Flaubert gosta de fazer trocadilhos com nomes. O Sr. Lheureux é, em francês, o Sr. Feliz, bem propício para um agiota. Bovary é algo como bovino, boi, referência à vida do campo  que leva a família Bovary. Mas o mais interessante e simbólico são os nomes de Emma e Homais. Eles soam como femme homme. A mulher e o homem. Os dois personagens representam os papéis feminino e masculino dentro da sociedade. Emma romântica, delicada, passiva; Homais ambicioso, pomposo, burguês. Emma termina morta, Homais termina mais glorioso do que nunca.

—–

Madame Bovary é uma obra de poder. Poder estilístico, e também ideológico. O estilo que o livro iniciou é hoje tão popular que facilmente se esquece como Flaubert foi inovador. Não é nada fácil ser simples.

—–

P.S. 1: Adoro a capa da edição que eu tenho, da Penguin-Companhia. Mostra o quadro A Leitura, de Pablo Picasso.
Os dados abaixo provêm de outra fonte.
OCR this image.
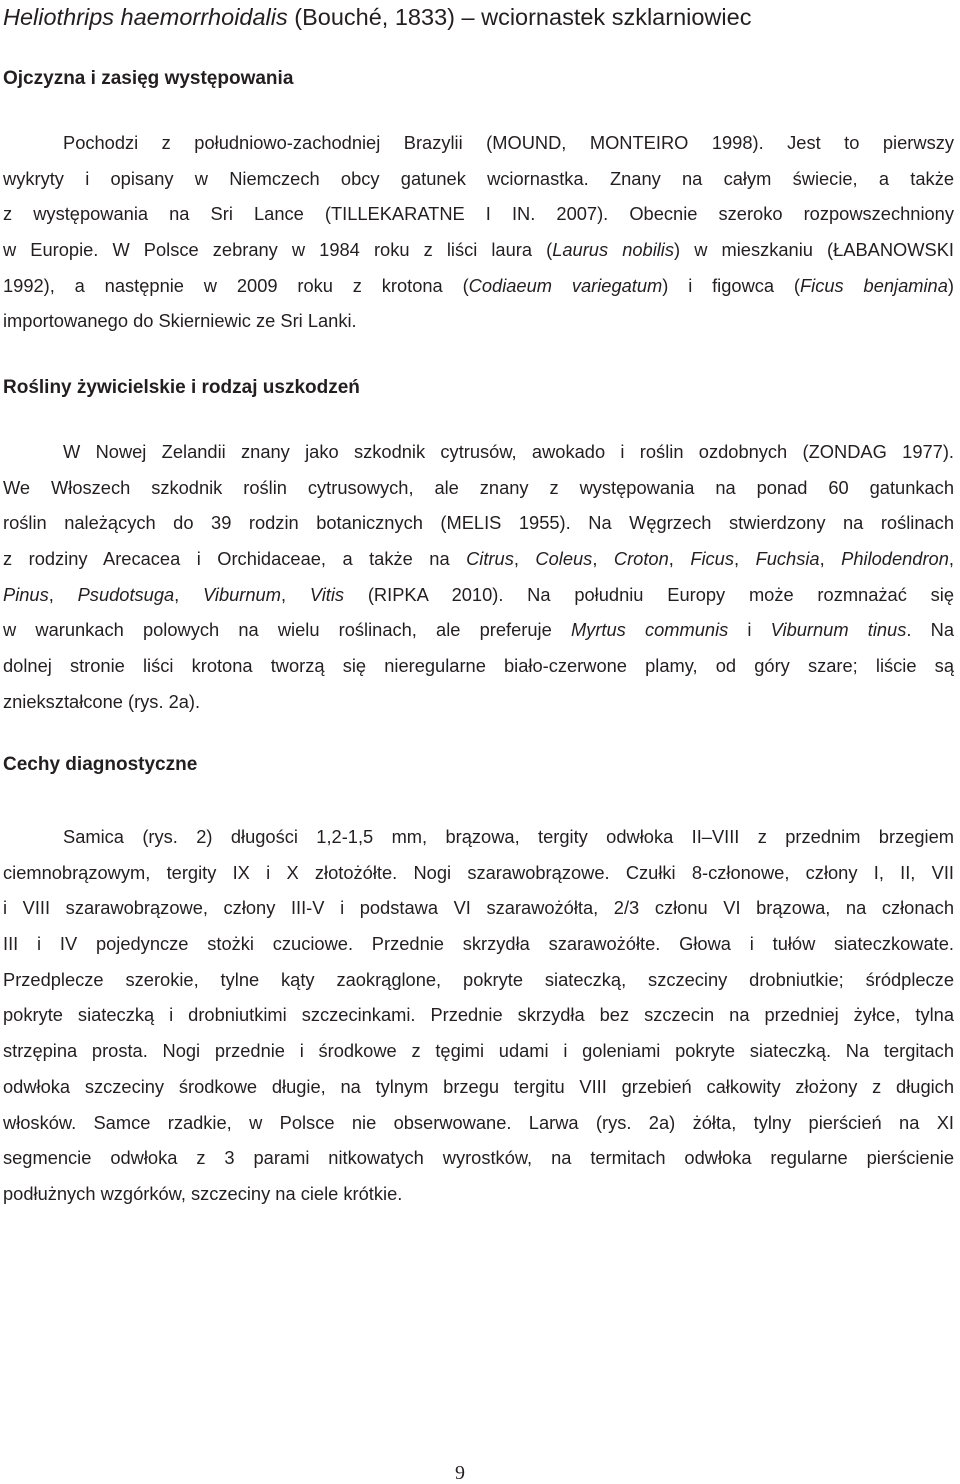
Heliothrips haemorrhoidalis (Bouché, 1833) – wciornastek szklarniowiec
Ojczyzna i zasięg występowania
Pochodzi z południowo-zachodniej Brazylii (MOUND, MONTEIRO 1998). Jest to pierwszy
wykryty i opisany w Niemczech obcy gatunek wciornastka. Znany na całym świecie, a także
z występowania na Sri Lance (TILLEKARATNE I IN. 2007). Obecnie szeroko rozpowszechniony
w Europie. W Polsce zebrany w 1984 roku z liści laura (Laurus nobilis) w mieszkaniu (ŁABANOWSKI
1992), a następnie w 2009 roku z krotona (Codiaeum variegatum) i figowca (Ficus benjamina)
importowanego do Skierniewic ze Sri Lanki.
Rośliny żywicielskie i rodzaj uszkodzeń
W Nowej Zelandii znany jako szkodnik cytrusów, awokado i roślin ozdobnych (ZONDAG 1977).
We Włoszech szkodnik roślin cytrusowych, ale znany z występowania na ponad 60 gatunkach
roślin należących do 39 rodzin botanicznych (MELIS 1955). Na Węgrzech stwierdzony na roślinach
z rodziny Arecacea i Orchidaceae, a także na Citrus, Coleus, Croton, Ficus, Fuchsia, Philodendron,
Pinus, Psudotsuga, Viburnum, Vitis (RIPKA 2010). Na południu Europy może rozmnażać się
w warunkach polowych na wielu roślinach, ale preferuje Myrtus communis i Viburnum tinus. Na
dolnej stronie liści krotona tworzą się nieregularne biało-czerwone plamy, od góry szare; liście są
zniekształcone (rys. 2a).
Cechy diagnostyczne
Samica (rys. 2) długości 1,2-1,5 mm, brązowa, tergity odwłoka II–VIII z przednim brzegiem
ciemnobrązowym, tergity IX i X złotożółte. Nogi szarawobrązowe. Czułki 8-członowe, człony I, II, VII
i VIII szarawobrązowe, człony III-V i podstawa VI szarawożółta, 2/3 członu VI brązowa, na członach
III i IV pojedyncze stożki czuciowe. Przednie skrzydła szarawożółte. Głowa i tułów siateczkowate.
Przedplecze szerokie, tylne kąty zaokrąglone, pokryte siateczką, szczeciny drobniutkie; śródplecze
pokryte siateczką i drobniutkimi szczecinkami. Przednie skrzydła bez szczecin na przedniej żyłce, tylna
strzępina prosta. Nogi przednie i środkowe z tęgimi udami i goleniami pokryte siateczką. Na tergitach
odwłoka szczeciny środkowe długie, na tylnym brzegu tergitu VIII grzebień całkowity złożony z długich
włosków. Samce rzadkie, w Polsce nie obserwowane. Larwa (rys. 2a) żółta, tylny pierścień na XI
segmencie odwłoka z 3 parami nitkowatych wyrostków, na termitach odwłoka regularne pierścienie
podłużnych wzgórków, szczeciny na ciele krótkie.
9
Primeiro e mais obviamente porque a mulher lendo tem tudo a ver com o enredo. Mas a mulher que é uma e também é duas, que se divide quando lê, que se beija, que se abraça, ah, isso é demais. O duplo. Bem romântico. Emma ia gostar.

P.S. 2: Estava eu em uma oficina de romance com o Milton Hatoum (muito legal) e ele citou essa frase do Flaubert, que ele ama (o Flaubert e a frase): “O ser humano não pode engolir o universo“. Como tinha tudo a ver com a Emma Bovary e a classe burguesa, achei que devia encaixar nesse post em algum lugar.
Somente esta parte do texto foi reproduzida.